SAS Warranty Analysis 4.1
Multivariate Statistical Drivers
Source: SAS Institute
Another major area of improvement surrounds the user interface. "We've built this new interface around the warranty analysis process," Froning said, by carefully watching how current users worked. "They can now create projects that focus in on a specific issue," he said. "So there might be a keypad issue with a specific model of mobile phone. And they want to create several analyses and group data together in different ways, all to focus specifically on that problem. They can now create a project around that."
Another user might want to organize data in a different way, around various engineering changes they've made. So they might create a project that monitors certain parameters around those fixes, with weekly updates to the trend charts. And when they come back in to collect those updates, all the parameters and attributes they selected before are still in the configuration.
"You can think of it like a folder structure -- a place to categorize things within the system," Froning said. "Based on what they were asking for: the ability to group things together, the ability to more clearly label these groups of analyses and data, it became clear that we needed this type of a management structure."
Tackling More Issues Than Before
Becker said this is going to help his engineers and business analysts cut the amount of time it takes to set up and run different analyses. For instance, they might now come in, select some attributes and parameters, and run six different reports, and then go off to analyze the results. Next week, they would need to come in and set up those six reports again, picking the same parameters and attributes, to see how things had changed. But with this new 4.1 user interface, they could make those six reports part of their view automatically.

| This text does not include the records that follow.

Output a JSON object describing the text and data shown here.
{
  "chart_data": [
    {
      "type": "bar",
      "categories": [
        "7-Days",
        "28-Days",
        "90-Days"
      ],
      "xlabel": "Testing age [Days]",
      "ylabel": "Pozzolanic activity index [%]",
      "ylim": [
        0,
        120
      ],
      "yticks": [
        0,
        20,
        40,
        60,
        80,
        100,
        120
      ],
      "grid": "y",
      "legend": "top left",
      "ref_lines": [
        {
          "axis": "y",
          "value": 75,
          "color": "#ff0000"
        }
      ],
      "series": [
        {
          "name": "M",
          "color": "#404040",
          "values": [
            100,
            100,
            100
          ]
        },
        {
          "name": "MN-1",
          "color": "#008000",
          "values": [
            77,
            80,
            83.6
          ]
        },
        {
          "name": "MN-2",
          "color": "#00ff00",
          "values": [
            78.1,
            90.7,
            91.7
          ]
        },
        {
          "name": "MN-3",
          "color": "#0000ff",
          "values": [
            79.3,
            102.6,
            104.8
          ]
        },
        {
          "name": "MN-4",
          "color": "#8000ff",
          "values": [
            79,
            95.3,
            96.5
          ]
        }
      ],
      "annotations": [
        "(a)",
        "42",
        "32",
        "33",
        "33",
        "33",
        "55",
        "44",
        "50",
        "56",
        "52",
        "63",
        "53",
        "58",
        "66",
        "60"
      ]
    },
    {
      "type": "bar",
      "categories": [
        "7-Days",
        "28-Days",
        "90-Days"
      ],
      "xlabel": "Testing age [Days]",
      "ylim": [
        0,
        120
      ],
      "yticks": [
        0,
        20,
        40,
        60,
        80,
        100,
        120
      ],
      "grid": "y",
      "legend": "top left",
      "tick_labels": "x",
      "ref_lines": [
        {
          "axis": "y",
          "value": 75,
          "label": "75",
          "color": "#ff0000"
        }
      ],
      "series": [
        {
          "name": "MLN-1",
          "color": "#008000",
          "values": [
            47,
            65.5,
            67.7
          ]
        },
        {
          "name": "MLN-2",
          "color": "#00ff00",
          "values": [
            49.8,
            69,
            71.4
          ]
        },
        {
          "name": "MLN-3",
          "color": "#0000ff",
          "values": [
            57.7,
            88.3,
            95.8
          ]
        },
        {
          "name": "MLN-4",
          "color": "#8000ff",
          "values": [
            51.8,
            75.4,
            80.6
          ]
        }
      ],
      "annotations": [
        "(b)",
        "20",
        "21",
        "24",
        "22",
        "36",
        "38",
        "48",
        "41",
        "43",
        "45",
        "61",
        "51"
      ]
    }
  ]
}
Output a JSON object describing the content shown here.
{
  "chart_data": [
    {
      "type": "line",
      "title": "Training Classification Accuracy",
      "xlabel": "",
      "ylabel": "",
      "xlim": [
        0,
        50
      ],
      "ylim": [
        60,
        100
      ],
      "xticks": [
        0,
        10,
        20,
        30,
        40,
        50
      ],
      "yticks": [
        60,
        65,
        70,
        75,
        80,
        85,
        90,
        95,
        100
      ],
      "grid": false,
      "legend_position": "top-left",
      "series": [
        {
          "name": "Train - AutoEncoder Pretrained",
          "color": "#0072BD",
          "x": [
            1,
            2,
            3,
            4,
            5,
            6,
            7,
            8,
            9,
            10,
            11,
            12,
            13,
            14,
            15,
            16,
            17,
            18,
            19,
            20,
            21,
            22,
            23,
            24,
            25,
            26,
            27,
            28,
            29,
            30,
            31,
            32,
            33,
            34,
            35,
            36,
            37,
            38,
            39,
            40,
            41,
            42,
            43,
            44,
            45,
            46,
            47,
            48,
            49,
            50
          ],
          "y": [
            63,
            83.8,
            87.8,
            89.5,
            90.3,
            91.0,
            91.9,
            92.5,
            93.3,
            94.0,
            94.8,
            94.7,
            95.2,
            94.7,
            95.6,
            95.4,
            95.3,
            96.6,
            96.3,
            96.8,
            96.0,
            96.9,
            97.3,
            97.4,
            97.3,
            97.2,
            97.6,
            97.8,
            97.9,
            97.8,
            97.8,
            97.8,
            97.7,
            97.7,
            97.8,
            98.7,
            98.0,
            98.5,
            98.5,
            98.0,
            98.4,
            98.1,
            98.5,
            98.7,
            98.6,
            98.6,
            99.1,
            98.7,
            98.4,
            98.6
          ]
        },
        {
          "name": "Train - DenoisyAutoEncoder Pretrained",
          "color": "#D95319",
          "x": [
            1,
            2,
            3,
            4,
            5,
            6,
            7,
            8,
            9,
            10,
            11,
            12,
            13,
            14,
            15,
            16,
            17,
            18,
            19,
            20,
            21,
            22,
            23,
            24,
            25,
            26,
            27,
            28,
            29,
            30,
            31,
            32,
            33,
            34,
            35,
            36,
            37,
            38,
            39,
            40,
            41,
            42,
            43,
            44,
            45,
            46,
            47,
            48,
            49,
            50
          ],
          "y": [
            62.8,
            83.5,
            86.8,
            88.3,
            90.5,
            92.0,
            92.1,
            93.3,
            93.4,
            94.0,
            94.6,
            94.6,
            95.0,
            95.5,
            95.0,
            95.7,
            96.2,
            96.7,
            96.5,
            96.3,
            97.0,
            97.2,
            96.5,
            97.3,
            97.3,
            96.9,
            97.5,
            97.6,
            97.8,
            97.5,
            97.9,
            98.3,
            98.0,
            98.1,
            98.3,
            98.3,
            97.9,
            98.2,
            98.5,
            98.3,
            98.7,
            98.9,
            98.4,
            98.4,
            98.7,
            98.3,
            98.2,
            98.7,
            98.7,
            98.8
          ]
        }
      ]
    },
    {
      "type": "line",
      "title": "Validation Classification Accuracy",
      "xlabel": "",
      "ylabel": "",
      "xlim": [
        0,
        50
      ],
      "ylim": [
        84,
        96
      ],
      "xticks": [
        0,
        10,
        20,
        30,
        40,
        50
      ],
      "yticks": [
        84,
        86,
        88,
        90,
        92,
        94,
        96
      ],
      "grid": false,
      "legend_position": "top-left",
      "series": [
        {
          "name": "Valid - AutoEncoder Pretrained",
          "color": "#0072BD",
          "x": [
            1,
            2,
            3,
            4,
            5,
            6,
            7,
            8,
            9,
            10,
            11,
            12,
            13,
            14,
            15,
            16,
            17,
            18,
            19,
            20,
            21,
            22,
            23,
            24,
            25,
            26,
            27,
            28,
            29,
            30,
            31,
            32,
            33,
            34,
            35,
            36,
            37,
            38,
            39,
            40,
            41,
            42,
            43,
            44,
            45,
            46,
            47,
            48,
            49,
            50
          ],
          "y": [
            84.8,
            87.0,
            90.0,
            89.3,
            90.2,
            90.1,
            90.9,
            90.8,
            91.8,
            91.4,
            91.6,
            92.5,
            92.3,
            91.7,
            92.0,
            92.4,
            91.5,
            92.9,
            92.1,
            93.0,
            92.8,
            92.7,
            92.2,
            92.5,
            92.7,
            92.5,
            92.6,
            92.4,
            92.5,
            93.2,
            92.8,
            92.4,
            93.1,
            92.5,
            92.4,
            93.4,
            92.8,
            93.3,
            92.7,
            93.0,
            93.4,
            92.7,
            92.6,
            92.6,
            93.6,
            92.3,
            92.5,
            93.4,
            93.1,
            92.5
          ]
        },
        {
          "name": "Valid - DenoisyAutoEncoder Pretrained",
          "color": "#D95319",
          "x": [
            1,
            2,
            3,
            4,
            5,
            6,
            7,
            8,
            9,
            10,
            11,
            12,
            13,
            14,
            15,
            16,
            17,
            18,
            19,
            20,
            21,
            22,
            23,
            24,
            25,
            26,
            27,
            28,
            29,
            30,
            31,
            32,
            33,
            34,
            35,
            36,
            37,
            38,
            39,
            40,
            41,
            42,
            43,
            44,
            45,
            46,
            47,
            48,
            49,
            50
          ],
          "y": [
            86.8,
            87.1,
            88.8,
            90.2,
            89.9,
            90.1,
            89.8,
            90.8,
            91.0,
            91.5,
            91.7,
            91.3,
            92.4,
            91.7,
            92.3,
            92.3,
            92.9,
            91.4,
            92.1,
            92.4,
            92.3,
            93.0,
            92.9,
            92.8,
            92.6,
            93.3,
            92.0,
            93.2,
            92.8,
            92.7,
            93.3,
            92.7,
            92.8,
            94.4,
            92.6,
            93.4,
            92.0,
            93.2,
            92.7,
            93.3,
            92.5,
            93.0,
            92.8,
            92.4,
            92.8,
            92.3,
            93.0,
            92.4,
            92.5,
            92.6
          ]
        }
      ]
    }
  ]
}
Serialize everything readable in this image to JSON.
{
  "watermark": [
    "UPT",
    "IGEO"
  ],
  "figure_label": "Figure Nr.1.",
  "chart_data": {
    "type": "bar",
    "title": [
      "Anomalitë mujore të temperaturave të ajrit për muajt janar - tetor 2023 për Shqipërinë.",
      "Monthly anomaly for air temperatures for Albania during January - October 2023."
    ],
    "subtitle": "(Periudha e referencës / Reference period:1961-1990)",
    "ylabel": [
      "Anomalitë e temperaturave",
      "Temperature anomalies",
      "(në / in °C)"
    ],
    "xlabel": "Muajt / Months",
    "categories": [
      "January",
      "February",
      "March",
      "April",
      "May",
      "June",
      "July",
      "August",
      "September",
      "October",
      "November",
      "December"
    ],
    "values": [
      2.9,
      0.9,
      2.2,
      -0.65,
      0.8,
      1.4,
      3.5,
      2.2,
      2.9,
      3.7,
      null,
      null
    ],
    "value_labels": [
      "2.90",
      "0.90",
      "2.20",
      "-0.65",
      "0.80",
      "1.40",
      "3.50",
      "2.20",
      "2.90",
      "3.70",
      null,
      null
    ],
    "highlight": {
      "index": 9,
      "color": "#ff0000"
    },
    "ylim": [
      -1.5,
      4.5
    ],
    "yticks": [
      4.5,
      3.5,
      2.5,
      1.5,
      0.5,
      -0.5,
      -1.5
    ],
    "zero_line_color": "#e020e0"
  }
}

Froning said existing SAS Warranty Analysis customers have always been told they should expect to cut the typical amount of time spent on problem definition from 95 to 51 days, for an average savings of 44 days. He said he thinks the shortcuts in version 4.1 can probably take another week off that time, just by making data easier to get to. "But until we get it into our customers' hands, that's hard to say," he said.
Recently, Sub-Zero used its existing SAS Warranty Analysis system to detect an emerging issue roughly 3-1/2 months sooner than it would have been able to do manually, Becker said. "During that time, we would have produced an additional 5500 units with this defect," he estimates. And so, by correcting the problem sooner, and reducing expected failures by some 1,500 units over the next five years, he reckons that it saved Sub-Zero around $475,000 in warranty claims.
However, Becker said there has always been a major bottleneck in terms of how many items any one person can track at once. Finding issues was easy. But they had to prioritize, because they couldn't work on every issue they detected. So he's looking forward to a day when tasks that may have taken two, three, or even four days may now be able to be done in a single day, or even hours. That will probably allow each analyst to define more issues simultaneously, and track their progress towards resolution.
"So what were we missing before," he asked, "because we had only X business analysts and they could work on only Y things at once? Now maybe they can study two or three or maybe a dozen events in any given week." Instead of never getting down the priority list past their top twenty issues, perhaps now his team can tackle the top hundred?
"There are a lot of people out there that try to solve this problem with basic business intelligence," Froning said. Some might try to get by with nothing more than endless range sorts of an Excel spreadsheet. "For example, with standard business intelligence tools, it's easy to slice and dice data to see which number is the biggest. But the question is whether it's a truly significant difference, and what's going to happen next if I don't do something about it? That's where analytics come in."